Oh, so we’re dragging that up? Two weeks ago, that was. ‘I didn’t want to take your umbrella,’ I remind him.

‘It was pouring with rain.’

‘Yes, but I told you, I hate them?—’

‘That’s like saying you hate coats!’

‘Coats don’t blow inside out.’

Rupert groans and shakes his head. ‘Anyway, you left it in Tesco.’

Well, yes. I’d known, as he’d thrust it at me, that it wouldn’t end well. With a rubbishy telescopic brolly – the kind that collapses to pieces on its first outing – I’d have been fine. But I was so nervous about being in temporary charge of Rupert’s treasured maple-handed accessory – bought at great expense from a specialist shop that sells only umbrellas and walking canes and ‘shooting sticks’, whatever they are – that I’d lost it somewhere in the shop. I’d rushed back like a berserk mother who’d left her baby parked in its pram by the meal deal cabinet. But nothing had been handed in.

‘I said I was sorry,’ I murmur, ‘and that you could deduct it from my wages.’

He presses his lips together and regards me stonily. What am I supposed to do now? Get on with our orders, I suppose. Utilise the – I have to say – slick system that I implemented, because when I arrived it was all conducted from a ratty old ledger book, stained with coffee rings.

I turn away, about to head for the back room, when I realise I can’t do it. I can’t get on with my work as if nothing’s happened, as if he hasn’t accused me of something I didn’t do. I spin back round and glare at my boss, no longer angry but fuelled by a surge of something else. Strength – that’s what it is. I think of Pam and Kamal and Dev, and how strong they were, despite being hit by tragedy. That’s what I need; even the tiniest smidge of their bravery.

Ravi’s letter flashes into my mind. Never mind not having the time nor the money. Five days, we’re talking. Five days away from Rupert’s big, florid face, not in a far-flung land but in the North of England. It won’t kill me and Shane to carry out Ravi’s last wish. Well, it might, but at least we’ll have tried.

‘Erm, Rupert,’ I start, ‘there’s something I wanted to ask you.’

‘Oh? What’s that?’ he asks archly.

‘I’m going to need a bit of time off.’

‘That might have to wait,’ he growls.

‘Just a few days,’ I continue, aware of an eerie calmness settling over me. ‘This thing’s come up. Another trip up north…’ He winces at that.

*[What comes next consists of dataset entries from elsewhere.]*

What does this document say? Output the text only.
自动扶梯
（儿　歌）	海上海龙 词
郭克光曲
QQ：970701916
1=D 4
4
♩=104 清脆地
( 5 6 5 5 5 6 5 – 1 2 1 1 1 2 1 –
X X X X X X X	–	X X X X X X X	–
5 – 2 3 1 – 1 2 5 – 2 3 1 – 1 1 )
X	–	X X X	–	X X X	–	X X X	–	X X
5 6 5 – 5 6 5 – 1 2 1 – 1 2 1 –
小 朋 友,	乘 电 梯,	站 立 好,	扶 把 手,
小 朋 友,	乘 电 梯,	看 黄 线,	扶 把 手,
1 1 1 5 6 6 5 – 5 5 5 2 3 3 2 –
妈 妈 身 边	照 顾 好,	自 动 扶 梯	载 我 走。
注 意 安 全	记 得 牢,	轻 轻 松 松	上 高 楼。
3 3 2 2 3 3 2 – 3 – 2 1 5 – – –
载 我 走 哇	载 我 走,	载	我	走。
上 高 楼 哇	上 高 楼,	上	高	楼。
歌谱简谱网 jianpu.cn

Rupert fears ‘The North’; he believes we eat bread and dripping, and set about one another with clubs.

‘As I said,’ he announces, ‘it might have to?—’

‘No, I tell you what,’ I cut in sharply. ‘This actually can’t wait.’

‘Fine! Go then. Just go?—’

‘What?’ I stare at him. Is he sacking me? ‘You mean… you want me to go?’ The words seem to float out of my mouth.

‘Yes, I do.’ He picks up his treasured fountain pen with the gold nib. What is he planning to write, I wonder? A letter terminating my contract but requesting instructions for how to get on the printer’s good side?